En Windsor también, el rey Eduardo III constituyó en 1348 la Muy Noble Orden de la Jarretera, el más alto honor que los soberanos ingleses pueden otorgar hoy. El monarca pretendía emular y revivir así la anhelada época de los Caballeros de la Tabla Redonda del rey Arturo. De este modo, Eduardo III quiso reunir en torno a él y a su hijo, el llamado Príncipe Negro, a los veinticuatro ilustres miembros fundadores de la nueva orden de caballería.
Cadáver decapitado
En el coro de la capilla de San Jorge se conserva el sitial de cada caballero sobre el que resplandece su insignia heráldica. Entre los portadores del sombrero empenachado y el gran manto azul característicos de la Orden de la Jarretera figuran nombres tan honorables como los de Sir Winston Churchill, Sir Anthony Eden, el conde Mountbatten, el vizconde Montgomery y, por supuesto, el de la reina Isabel II. Windsor ha sido testigo también del horror. A su interior llegó una noche de intensa nevada, la del 7 de febrero de 1649, el cadáver de Carlos I de Inglaterra, Escocia e Irlanda, decapitado por los partidarios de Oliver Cromwell. En un gesto compasivo que le honra, este líder revolucionario permitió que la cabeza del rey se cosiera a su cuerpo para que su familia pudiera rendirle los debidos respetos al darle sepultura en la cámara acorazada del también rey Enrique VIII, en la capilla de San Jorge.
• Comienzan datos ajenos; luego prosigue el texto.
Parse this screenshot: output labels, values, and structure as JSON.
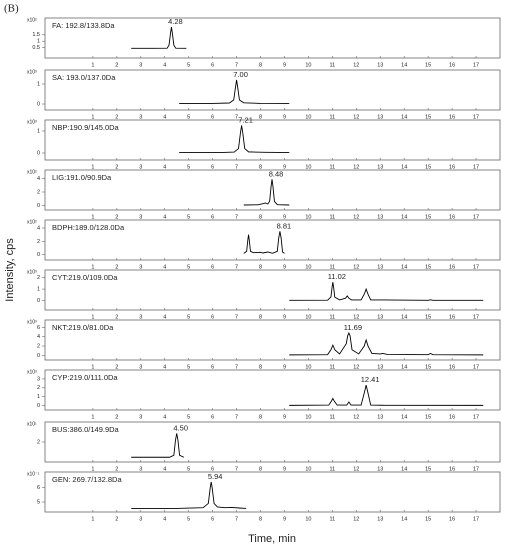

En el mismo castillo se registraron también episodios románticos, como la declaración de amor de la reina Victoria a su primo, el apuesto príncipe Alberto de Sajonia-Coburgo-Gotha, seguida de la correspondiente luna de miel. Y momentos dramáticos, como el de la luna de hiel registrada una tarde de diciembre de 1861, cuando ella se arrodilló ante el lecho de su esposo en la Alcoba Azul de la Torre de Clarence para susurrarle al oído, en presencia de testigos, antes de que él exhalase su último suspiro: «Oh, sí, es la muerte. La conozco. ¡La he visto antes!». La reina Victoria, como tantos otros insignes pobladores del castillo, se llevó algún que otro secreto inconfesable a la tumba tras cuarenta años de casi completo retiro entre aquellos fantasmagóricos muros.
Cuestión de apellidos
Durante la Primera Guerra Mundial, el rey Jorge V, abuelo de Isabel II, decidió cambiarse el apellido germano Sajonia-Coburgo-Gotha por el inglés Windsor. Fue así como el 9 de abril de 1952, la reina Isabel II declaró públicamente que, de acuerdo con la libre disposición de su regio abuelo, era su voluntad que ella y todos sus hijos fueran reconocidos en lo sucesivo como miembros de la Casa Real de Windsor. La declaración de la soberana tuvo repercusión directa sobre la nueva denominación de la fortaleza, que pasó a conocerse así con el nombre actual: castillo de Windsor. El mismo bastión donde siguen celebrándose hoy también fiestas y reuniones durante la temporada de carreras del Hipódromo real de Ascot, uno de los más antiguos y grandes premios ecuestres de Inglaterra, localizado en el condado de Berkshire. Hablamos, claro está, de uno de los castillos más polifacéticos de todo el planeta.